Bintou Diallo, responsable de la protection de l'enfance au bureau local de l'UNICEF à Tombouctou.
Hamsétou is part of an awareness session with the NGO TDH on the dangers of migration
UNICEF Mali/2021/Keita

« Compte tenu du fait qu’elle est orpheline, que sa tante se trouve en situation précaire et qu’elle a abandonné l’école, Hamsétou était en situation de grande vulnérabilité et l’équipe mobile a été alertée sur son cas. La personne qui nous a contacté nous a dit que la jeune fille envisageait de partir à la recherche d’une meilleure vie. »

Grâce à l’appui de l’UNICEF, un stage est alors proposé à la jeune femme dans un salon de coiffure du quartier puis une formation en gestion entrepreneuriale. « J’ai appris à accueillir un client, à être bienveillante et surtout à bien gérer l’argent du commerce » explique-t-elle tout en précisant qu’elle a appris à compter avec sa grand-mère qui tenait une petite boutique à la maison. Après son stage et sa formation Hamsétou a reçu 120 000 francs CFA (environ 200 USD) pour s’équiper en matériel et ouvrir son salon.

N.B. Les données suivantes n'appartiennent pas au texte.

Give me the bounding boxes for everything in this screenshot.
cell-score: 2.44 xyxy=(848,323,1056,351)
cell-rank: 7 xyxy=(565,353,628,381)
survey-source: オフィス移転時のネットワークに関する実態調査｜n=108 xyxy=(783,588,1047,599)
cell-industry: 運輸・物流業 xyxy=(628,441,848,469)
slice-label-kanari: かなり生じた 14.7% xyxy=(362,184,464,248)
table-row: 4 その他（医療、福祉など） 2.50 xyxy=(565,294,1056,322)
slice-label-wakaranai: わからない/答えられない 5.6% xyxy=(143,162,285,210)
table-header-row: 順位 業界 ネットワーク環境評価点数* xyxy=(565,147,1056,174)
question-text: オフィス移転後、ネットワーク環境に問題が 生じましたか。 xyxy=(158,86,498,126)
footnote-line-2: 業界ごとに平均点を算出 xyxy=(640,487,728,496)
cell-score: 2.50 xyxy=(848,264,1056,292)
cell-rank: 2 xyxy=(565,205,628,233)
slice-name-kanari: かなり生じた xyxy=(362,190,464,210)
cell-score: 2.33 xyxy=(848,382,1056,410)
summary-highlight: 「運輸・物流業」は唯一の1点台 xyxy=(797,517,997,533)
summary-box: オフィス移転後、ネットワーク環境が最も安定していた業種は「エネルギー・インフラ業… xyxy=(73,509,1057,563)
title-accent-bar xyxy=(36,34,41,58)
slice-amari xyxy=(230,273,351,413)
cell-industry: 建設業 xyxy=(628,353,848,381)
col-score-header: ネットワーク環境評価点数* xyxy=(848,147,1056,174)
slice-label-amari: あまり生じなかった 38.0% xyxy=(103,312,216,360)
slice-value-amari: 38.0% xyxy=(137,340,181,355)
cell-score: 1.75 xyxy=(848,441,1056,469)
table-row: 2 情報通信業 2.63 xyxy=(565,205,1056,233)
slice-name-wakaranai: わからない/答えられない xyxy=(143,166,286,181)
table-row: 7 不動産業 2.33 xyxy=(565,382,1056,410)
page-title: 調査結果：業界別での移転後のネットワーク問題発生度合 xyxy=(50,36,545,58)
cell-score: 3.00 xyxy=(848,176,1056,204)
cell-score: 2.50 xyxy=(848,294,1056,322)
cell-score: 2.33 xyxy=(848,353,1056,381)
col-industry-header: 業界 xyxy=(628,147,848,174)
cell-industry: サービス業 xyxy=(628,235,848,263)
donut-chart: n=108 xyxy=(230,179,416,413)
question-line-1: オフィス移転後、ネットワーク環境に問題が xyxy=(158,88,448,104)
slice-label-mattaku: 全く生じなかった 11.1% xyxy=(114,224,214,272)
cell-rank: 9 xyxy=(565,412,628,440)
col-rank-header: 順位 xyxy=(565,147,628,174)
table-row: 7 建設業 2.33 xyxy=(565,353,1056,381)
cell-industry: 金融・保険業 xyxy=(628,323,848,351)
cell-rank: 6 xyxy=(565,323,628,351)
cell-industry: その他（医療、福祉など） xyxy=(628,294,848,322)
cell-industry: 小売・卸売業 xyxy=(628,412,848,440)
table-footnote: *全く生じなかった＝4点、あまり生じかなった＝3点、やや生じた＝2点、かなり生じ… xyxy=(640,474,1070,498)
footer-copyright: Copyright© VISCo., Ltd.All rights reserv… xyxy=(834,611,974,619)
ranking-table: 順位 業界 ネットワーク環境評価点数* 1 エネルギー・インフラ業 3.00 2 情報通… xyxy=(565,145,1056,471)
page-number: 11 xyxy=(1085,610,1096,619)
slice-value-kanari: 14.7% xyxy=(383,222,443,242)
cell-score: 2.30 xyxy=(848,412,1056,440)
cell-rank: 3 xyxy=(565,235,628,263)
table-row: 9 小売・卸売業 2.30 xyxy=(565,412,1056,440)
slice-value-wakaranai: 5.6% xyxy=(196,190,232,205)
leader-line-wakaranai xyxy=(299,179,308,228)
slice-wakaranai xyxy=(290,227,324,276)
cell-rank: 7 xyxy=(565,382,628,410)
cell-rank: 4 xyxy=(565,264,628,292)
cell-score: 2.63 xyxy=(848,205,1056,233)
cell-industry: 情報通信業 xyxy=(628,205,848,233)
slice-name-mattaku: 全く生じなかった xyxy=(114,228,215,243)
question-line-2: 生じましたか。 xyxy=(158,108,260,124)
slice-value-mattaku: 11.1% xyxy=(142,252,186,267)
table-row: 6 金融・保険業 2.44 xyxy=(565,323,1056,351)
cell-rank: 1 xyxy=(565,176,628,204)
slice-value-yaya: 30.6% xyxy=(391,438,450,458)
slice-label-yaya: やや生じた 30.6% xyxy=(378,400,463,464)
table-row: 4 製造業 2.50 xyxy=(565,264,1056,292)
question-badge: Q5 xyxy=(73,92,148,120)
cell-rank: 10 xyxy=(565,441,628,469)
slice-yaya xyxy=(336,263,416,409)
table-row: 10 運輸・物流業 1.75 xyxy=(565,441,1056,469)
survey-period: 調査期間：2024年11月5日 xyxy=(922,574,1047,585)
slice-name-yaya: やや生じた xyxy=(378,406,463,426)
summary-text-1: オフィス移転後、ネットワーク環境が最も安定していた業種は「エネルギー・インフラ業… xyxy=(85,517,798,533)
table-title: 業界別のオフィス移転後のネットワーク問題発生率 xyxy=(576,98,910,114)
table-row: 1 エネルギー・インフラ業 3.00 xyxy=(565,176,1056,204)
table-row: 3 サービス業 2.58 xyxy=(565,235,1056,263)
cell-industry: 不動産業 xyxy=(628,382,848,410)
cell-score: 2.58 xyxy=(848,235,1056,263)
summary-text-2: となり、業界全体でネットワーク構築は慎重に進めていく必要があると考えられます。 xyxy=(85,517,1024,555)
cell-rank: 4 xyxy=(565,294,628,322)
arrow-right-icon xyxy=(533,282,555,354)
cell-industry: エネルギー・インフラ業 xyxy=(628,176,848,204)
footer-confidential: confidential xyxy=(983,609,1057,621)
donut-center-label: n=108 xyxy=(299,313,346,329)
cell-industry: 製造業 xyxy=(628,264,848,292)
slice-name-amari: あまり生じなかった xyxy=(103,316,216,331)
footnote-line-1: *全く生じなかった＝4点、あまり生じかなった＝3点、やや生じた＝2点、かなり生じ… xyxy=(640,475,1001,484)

 « Les enfants qui migrent sont confrontés à de multiples risques, non seulement l'exploitation, la violence et les abus, mais aussi les difficultés pendant le parcours migratoire, notamment en raison de la situation sécuritaire. C'est pourquoi nous nous efforçons d'empêcher les enfants de partir, à la fois par des mesures de sensibilisation mais aussi en aidant les enfants, les adolescents et les jeunes à risque à rester dans leur ville d'origine, à condition que celle-ci soit sûre », explique Bintou Diallo, responsable de la protection de l'enfance au bureau local de l'UNICEF à Tombouctou.

Ouverte 7 jours sur 7, la coiffeuse s’est rapidement fait sa clientèle pour le plus grand bonheur de sa tante. « Je suis fière d’elle, c’est elle qui m’aide aujourd’hui » glisse Bintou* assise dans la cour de sa maison, à 100 mètres à peine du salon d’Hamsétou. « Elle tresse bien » ajoute Djenaba*, une cliente du quartier faisant rougir l’intéressée.  Et le départ à l’étranger ? « Ma priorité c’est le commerce, j’irais peut-être dans d’autres pays pour acheter des articles pour mon salon seulement » assure Hamsétou dans un grand sourire.


*Les prénoms ont été changés pour raison de protection.